Graph-based prediction of reaction barrier heights with on-the-fly prediction of transition states

Abstract

The accurate prediction of reaction barrier heights is crucial for understanding chemical reactivity and guiding reaction design. Recent advances in machine learning (ML) models, particularly graph neural networks, have shown great promise in capturing complex chemical interactions. Here, directed message-passing neural networks (D-MPNNs) on graph overlays of the reactant and product structures were shown to provide promising accuracies for reaction property prediction. They rely solely on molecular graph changes as input and thus require no additional information during inference. However, the reaction barrier height intrinsically depends on the conformations of the reactants, transition state, and products, which are not taken into account in standard D-MPNNs. In this work, we present a hybrid approach where we combine the power of D-MPNNs predicting barrier heights with generative models predicting transition state geometries on-the-fly for organic reactions.

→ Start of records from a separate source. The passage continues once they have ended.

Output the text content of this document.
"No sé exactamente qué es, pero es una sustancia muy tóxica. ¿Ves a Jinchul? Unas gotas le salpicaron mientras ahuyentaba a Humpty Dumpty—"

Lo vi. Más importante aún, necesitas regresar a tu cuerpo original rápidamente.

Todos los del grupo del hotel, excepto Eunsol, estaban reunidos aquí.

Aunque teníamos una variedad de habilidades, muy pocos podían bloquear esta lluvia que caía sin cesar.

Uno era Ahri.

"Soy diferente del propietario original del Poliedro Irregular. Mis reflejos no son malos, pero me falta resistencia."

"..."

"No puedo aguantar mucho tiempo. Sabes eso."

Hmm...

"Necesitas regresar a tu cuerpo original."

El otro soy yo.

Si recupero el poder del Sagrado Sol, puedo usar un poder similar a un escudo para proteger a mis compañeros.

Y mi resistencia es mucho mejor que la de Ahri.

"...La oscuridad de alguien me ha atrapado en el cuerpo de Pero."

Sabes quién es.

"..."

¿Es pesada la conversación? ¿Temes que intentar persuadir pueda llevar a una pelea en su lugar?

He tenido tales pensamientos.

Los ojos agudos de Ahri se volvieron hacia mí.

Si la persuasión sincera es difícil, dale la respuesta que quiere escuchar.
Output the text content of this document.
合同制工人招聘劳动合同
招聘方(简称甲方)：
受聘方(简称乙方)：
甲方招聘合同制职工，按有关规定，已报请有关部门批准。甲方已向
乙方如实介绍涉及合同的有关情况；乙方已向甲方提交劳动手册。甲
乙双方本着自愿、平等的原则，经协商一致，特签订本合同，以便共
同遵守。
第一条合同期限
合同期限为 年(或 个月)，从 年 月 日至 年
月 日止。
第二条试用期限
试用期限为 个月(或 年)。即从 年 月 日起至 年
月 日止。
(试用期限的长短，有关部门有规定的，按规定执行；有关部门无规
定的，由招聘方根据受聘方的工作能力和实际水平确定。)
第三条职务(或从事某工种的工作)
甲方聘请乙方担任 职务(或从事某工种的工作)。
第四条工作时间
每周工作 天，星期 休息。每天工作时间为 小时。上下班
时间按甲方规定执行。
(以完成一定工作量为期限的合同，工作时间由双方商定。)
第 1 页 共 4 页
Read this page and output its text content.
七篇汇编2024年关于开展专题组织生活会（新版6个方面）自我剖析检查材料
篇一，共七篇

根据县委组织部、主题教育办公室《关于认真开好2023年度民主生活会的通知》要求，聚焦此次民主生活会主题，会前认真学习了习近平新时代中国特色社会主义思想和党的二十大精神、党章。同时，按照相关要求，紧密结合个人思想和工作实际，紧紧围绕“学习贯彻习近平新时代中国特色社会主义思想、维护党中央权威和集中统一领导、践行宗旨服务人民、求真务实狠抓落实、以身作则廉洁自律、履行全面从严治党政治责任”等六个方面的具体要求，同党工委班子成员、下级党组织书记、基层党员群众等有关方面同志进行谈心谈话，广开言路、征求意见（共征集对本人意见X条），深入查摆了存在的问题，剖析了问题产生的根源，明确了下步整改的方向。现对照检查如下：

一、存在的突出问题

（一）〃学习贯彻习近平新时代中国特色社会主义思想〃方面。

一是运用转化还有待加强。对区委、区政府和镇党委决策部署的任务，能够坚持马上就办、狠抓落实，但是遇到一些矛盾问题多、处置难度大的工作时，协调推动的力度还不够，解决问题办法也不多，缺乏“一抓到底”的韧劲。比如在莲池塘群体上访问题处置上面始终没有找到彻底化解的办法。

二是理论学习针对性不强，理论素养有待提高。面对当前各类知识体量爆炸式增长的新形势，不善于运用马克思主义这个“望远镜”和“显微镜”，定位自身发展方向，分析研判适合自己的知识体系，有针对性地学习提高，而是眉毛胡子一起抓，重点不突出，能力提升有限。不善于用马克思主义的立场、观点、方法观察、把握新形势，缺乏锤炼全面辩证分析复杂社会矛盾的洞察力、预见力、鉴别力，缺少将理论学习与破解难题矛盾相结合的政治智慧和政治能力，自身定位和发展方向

The resulting model thus only requires two-dimensional graph information as input, while internally leveraging three-dimensional information to increase accuracy. We furthermore evaluate the influence of additional physical features on D-MPNN models of reaction barrier heights, where we find that additional features only marginally enhance predictive accuracy and are especially helpful for small datasets. In contrast, our hybrid graph/coordinate approach reduces the error of barrier height predictions for the two investigated datasets RDB7 and RGD1.